Count() does a great job of giving us a total count. Of course, the results we would achieve in using Count() with products, in the scenarios above, would represent total number of products shipped. What we would not get, and what we might find far more useful in some situations, would be a count of the different products that were shipped. Count(), in providing a total number, would also be providing multiple counts of the same products, because products will have been shipped multiple times, in many instances. To reach our objective of counting different products, then, we would need to count each different product shipped, only once. To count them multiple times not only misstates the number of different products, but it also renders averages, and other metrics based upon the count value, meaningless or misleading.
The word “different” here is easily supplanted by “distinct.” And as many of us are aware, the performance of distinct counts has historically presented a challenge in the OLAP world. Let’s discuss an example that illustrates the challenge, and then transform that challenge to an opportunity to meet an illustrative business need, using the distinct count capabilities found within MSAS.

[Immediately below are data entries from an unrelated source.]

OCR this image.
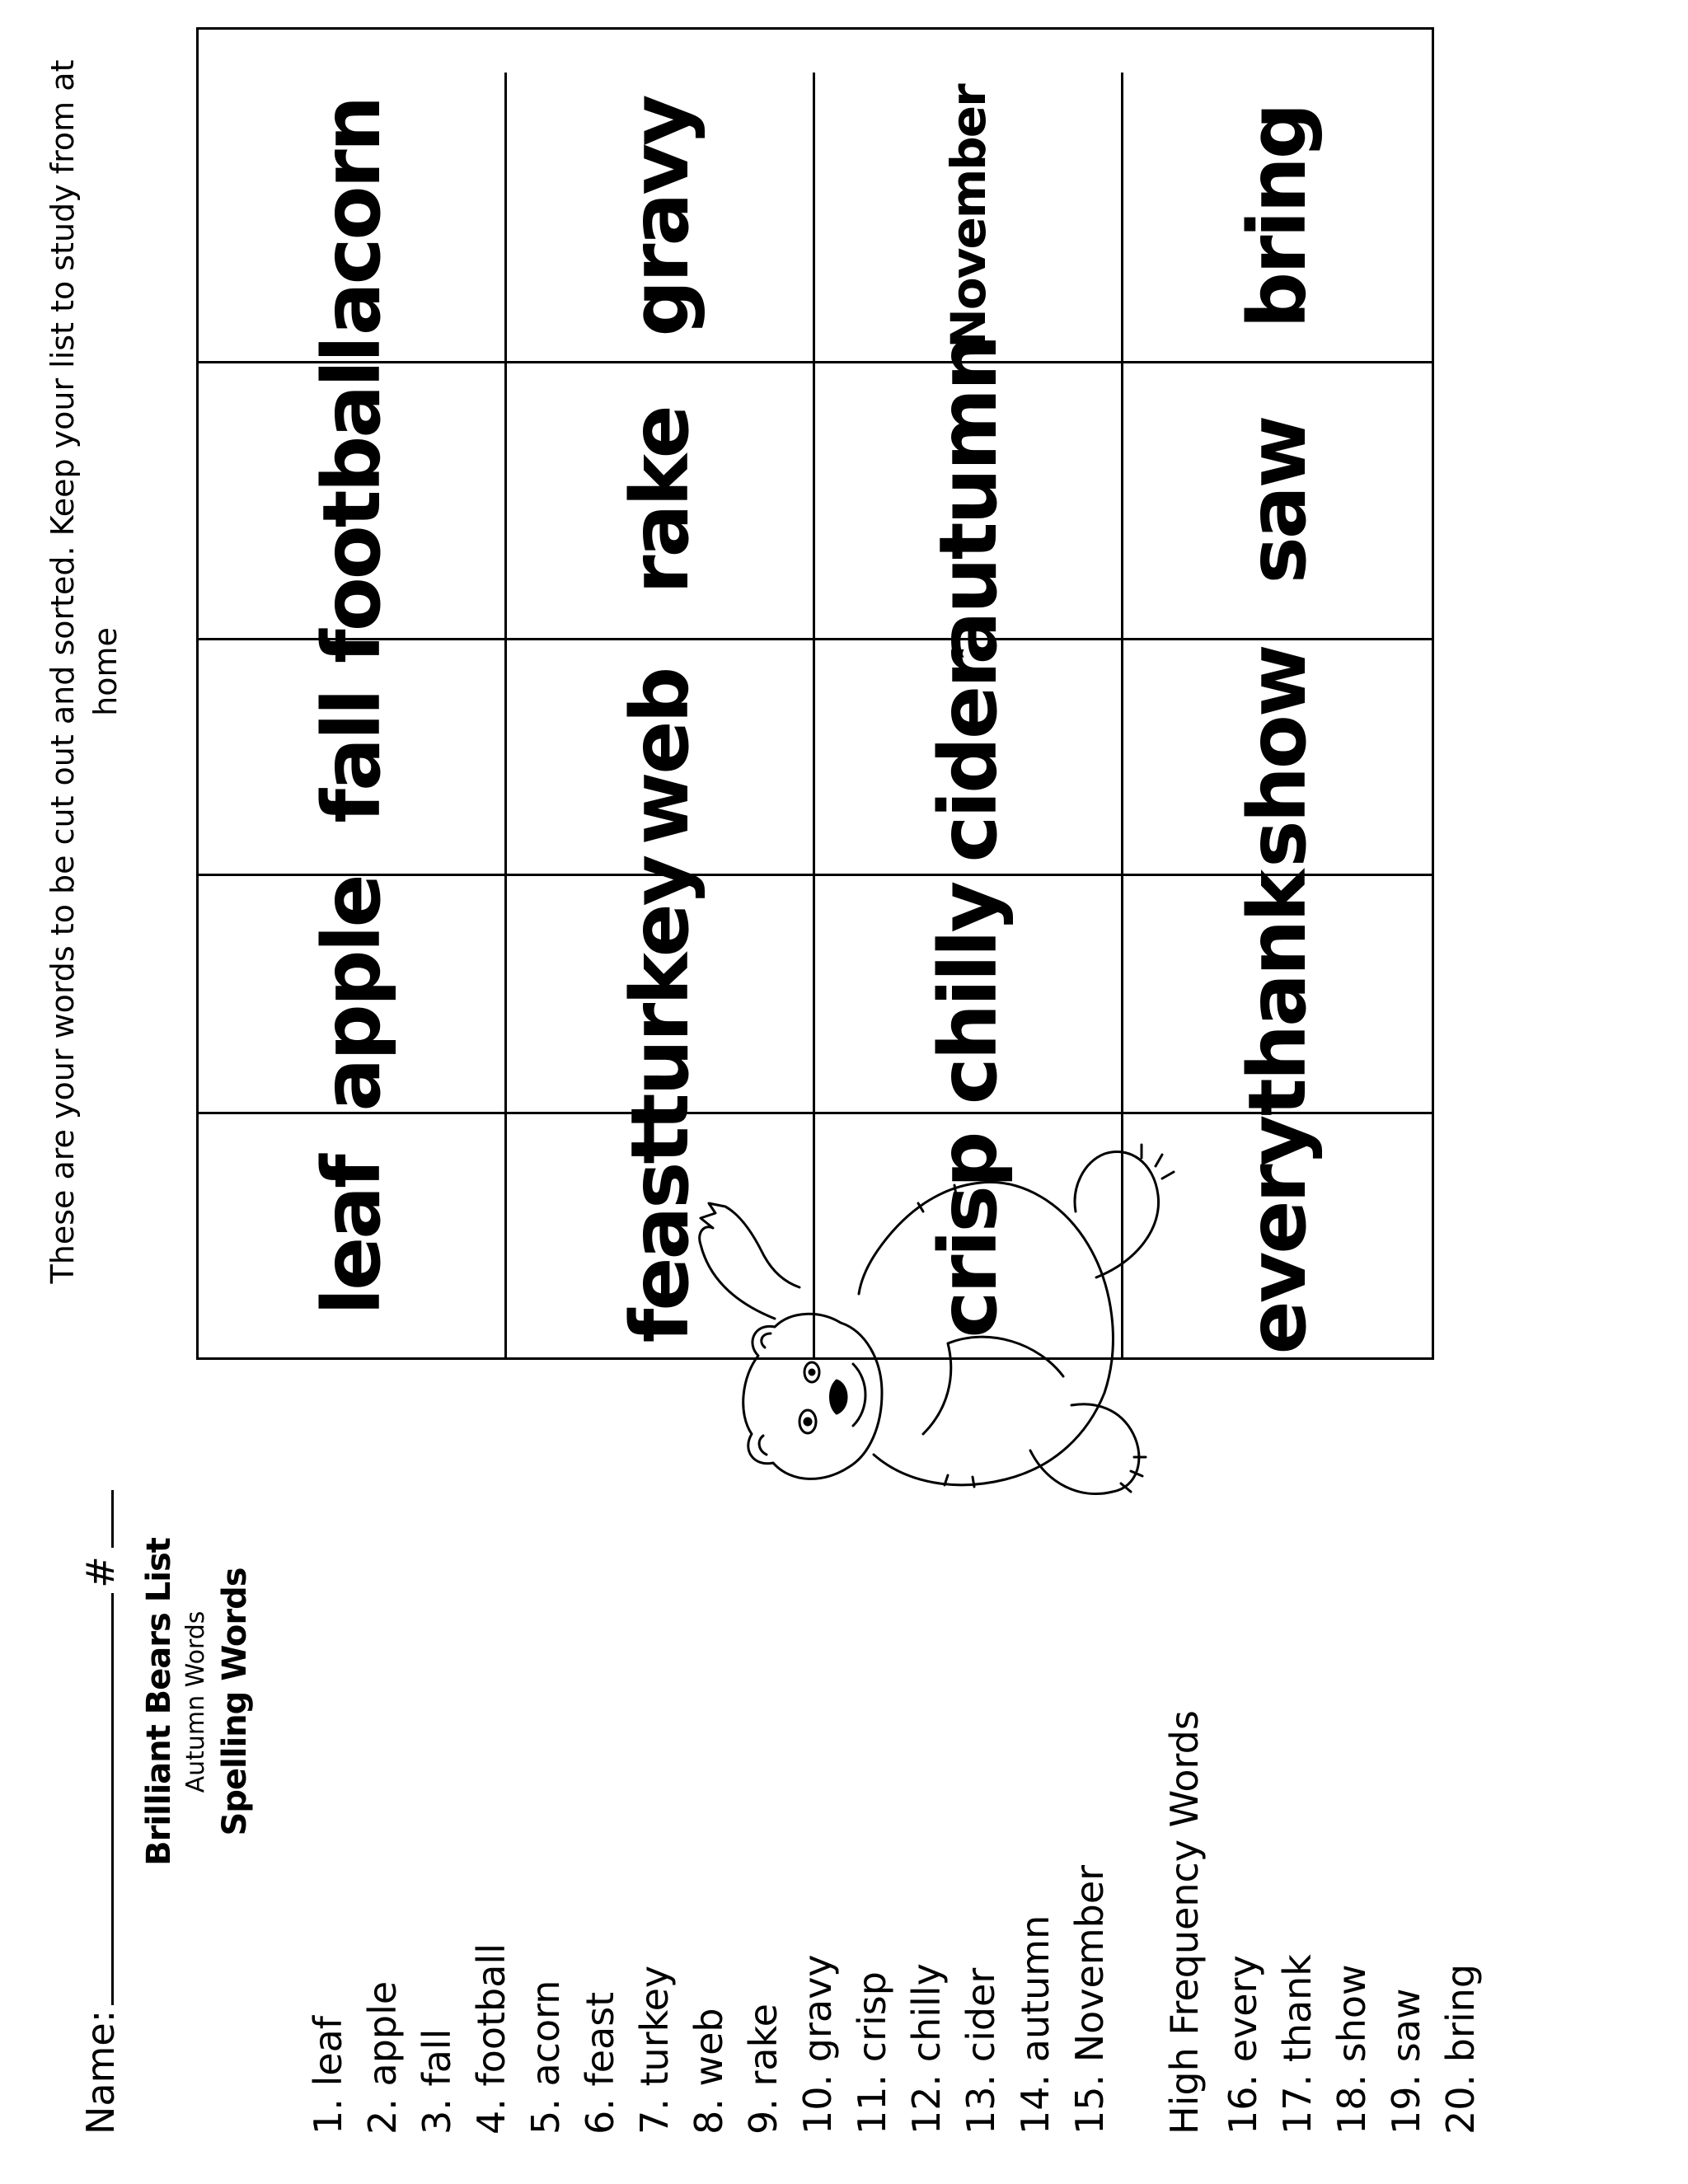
Name:# Brilliant Bears List Autumn Words Spelling Words
1. leaf 2. apple 3. fall 4. football 5. acorn 6. feast 7. turkey 8. web 9. rake 10. gravy 11. crisp 12. chilly 13. cider 14. autumn 15. November High Frequency Words 16. every 17. thank 18. show 19. saw 20. bring
These are your words to be cut out and sorted. Keep your list to study from at home
leaf
apple
fall
football
acorn
feast
turkey
web
rake
gravy
crisp
chilly
cider
autumn
November
every
thank
show
saw
bring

Let’s start with a look at a scenario that illustrates a need for a distinct count, using a hypothetical business need to add practical value. Let’s say that a group of information consumers within the FoodMart organization have approached us with a need that they wish to meet within the Warehouse cube. The consumers want to be able to report upon number of products within various metrics without having to be concerned with an issue they faced with a previous system – a scenario of “double counting” in many inventory reports that concerned product-related transactions between warehouses and stores.
We might initially attempt to meet the needs of the consumers with somewhat advanced MDX, but let’s try to minimize complication, while heading off many of the issues, with a straightforward approach from within the Cube Editor component of the MSAS user interface, Analysis Manager, first. This provides all that we need, in many cases. We will examine an MDX approach in the next section of this article.
Distinct Counts in MSAS
Let’s start Analysis Services and proceed with the following steps:
1. Open Analysis Manager.
2. Expand the Analysis Servers folder by clicking the “+” sign to its immediate left.
Our server(s) appear (my server, MOTHER1, is depicted in some of the illustrations).
3. Expand the desired server.
Our database(s) appear, in much the same manner as shown in Figure 1.
Figure 1: A Sample Set of Databases Displayed within Analysis Manager
4. Expand the FoodMart2000 database.
5. Expand the Cubes folder.
The sample cubes appear, as shown in Figure 2.
Figure 2: The Sample Cubes in the FoodMart2000 Database
NOTE: Your databases / cube tree may differ, depending upon the activities you have performed since the installation of MSAS (and the simultaneous creation of the original set of sample cubes). Should you want or need to restore the cubes to their original state, simply restore the database under consideration. For instructions, see the MSSQL Server 2000 Books Online.